Все это длилось не больше одного мгновенья, несколько мимолетных секунд. Жекки очнулась как будто от собственной слепоты. Ее тело снова было ее собственным, слабым и изнуренным. Гулкие бездны замерли и затихли. Она снова почувствовала режущую багровыми раскатами боль, опять к ней вернулась ее черная безмерная отчаянная беспредельность, заброшенность и оставленность. Все вернулось на свои места, и хотя Жекки сглотнула с облегчением вязкий комок, застрявший в сухом горле, уже спустя мгновение она почему-то почувствовала мучительное раскаяние и какую-то неимоверную жалость.

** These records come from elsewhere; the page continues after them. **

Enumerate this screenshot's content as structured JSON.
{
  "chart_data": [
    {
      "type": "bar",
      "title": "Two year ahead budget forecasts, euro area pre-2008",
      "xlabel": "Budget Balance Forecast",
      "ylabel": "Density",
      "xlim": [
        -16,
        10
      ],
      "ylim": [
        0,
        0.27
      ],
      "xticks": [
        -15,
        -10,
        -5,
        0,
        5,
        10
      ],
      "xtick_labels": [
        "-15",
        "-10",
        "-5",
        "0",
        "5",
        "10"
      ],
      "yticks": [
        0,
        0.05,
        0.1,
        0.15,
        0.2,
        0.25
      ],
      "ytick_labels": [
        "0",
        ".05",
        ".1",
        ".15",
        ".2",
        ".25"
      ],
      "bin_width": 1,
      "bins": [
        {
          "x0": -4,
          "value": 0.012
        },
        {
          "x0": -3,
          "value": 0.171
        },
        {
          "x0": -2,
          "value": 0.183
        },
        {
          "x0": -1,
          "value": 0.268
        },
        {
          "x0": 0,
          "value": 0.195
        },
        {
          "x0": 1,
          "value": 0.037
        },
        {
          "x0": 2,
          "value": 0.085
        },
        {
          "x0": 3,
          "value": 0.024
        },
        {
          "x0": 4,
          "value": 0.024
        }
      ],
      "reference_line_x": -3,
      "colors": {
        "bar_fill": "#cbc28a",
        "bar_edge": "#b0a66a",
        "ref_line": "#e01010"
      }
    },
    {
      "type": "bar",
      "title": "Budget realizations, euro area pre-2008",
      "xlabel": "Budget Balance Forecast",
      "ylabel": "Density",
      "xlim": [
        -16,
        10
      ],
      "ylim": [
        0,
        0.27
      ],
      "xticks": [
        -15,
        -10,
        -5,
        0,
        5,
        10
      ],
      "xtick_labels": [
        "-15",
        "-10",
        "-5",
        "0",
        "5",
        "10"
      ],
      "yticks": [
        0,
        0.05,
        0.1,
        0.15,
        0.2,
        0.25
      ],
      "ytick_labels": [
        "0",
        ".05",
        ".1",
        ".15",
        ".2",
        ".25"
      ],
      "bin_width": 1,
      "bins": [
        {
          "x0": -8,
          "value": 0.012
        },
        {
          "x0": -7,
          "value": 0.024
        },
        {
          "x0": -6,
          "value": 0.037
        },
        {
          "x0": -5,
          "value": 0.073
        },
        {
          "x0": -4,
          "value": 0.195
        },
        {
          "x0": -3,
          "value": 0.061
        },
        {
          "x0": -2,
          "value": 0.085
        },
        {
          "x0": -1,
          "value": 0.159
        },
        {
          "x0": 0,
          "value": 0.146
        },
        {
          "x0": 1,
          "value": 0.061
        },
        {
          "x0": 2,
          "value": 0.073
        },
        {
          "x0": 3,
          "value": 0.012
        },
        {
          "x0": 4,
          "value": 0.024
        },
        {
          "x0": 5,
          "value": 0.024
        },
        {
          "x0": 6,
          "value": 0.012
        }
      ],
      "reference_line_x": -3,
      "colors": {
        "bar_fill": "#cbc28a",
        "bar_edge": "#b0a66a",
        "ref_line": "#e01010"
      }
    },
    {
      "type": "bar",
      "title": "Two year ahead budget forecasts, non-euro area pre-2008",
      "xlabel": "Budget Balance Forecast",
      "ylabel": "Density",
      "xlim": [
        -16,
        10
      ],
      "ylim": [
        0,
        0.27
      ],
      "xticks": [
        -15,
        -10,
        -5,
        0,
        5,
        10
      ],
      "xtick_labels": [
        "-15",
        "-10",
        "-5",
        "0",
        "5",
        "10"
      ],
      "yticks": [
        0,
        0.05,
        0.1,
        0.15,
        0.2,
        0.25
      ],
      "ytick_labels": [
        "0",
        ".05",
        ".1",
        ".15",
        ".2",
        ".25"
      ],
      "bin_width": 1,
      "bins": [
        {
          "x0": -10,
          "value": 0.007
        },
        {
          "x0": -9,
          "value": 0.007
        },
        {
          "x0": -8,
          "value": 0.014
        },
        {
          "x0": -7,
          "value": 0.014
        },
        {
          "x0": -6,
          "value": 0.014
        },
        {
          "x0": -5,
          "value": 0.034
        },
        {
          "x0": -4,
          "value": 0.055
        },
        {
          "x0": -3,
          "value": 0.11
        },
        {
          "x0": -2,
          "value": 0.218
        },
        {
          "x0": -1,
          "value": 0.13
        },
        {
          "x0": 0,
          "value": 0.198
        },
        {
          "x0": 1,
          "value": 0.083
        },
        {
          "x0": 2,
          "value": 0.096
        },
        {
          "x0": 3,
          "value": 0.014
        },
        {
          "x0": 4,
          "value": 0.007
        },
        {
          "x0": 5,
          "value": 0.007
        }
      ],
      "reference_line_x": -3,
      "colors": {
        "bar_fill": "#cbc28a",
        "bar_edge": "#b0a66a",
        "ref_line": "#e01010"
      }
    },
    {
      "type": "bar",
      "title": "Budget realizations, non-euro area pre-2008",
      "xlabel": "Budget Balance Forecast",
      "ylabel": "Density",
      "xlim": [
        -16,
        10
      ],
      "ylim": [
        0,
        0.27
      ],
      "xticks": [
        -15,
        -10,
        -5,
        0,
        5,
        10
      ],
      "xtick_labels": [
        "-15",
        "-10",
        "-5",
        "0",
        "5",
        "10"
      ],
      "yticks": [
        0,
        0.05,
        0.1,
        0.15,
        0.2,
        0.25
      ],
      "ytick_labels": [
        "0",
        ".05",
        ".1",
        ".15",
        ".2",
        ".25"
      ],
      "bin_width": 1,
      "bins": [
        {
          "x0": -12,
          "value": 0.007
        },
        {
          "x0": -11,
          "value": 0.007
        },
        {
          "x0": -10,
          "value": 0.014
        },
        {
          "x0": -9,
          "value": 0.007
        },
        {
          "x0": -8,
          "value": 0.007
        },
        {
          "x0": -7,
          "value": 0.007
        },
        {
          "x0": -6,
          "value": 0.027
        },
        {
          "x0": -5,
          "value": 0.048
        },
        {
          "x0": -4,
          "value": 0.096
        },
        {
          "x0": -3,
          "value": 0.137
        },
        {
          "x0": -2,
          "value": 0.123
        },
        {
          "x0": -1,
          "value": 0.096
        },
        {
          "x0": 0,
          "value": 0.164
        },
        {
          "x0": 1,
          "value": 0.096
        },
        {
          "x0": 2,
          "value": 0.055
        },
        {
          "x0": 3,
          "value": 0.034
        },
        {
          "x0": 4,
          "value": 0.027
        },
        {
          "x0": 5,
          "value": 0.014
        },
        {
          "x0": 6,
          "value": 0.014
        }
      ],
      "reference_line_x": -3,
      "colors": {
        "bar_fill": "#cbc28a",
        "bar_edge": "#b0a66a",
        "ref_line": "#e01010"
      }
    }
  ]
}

Желтые горящие во мраке глаза волчицы еще дрожали где-то вдали, но ее фигура уже исчезла. Холодные лунные вспышки выхватывали все те же поросшие мхом древние руины, черная чаща вздымалась неподвижно. Ничто, кажется, не говорило ей об этом невероятном преображении только что произошедшем с ней. Только каменный взгляд базальтового истукана по-прежнему холодно и непреклонно сопровождал ее, не отпуская от себя ни на минуту, да неутихающий отголосок все того же страннного внутреннего зова, как и воспоминание о сладостно пережитом избавлении от чего-то кромешного и пустого, не проходили, не прекращались.

Жекки снова поднялась и сейчас же опять опустилась на землю. Легла на мох. Если бы она могла разрыдаться, наверное ей было бы легче пережить все это. Если бы вместе со слезами она могла излить хотя бы часть своей обреченности. Но слезы, так же как сон, давно отреклись от нее. Она долго лежала, глядя в черноту и различая сквозь темно-лиловые наплывы мги и лунные просветления далекие синие всходы. Там, в глубине восточного склона начинался рассвет.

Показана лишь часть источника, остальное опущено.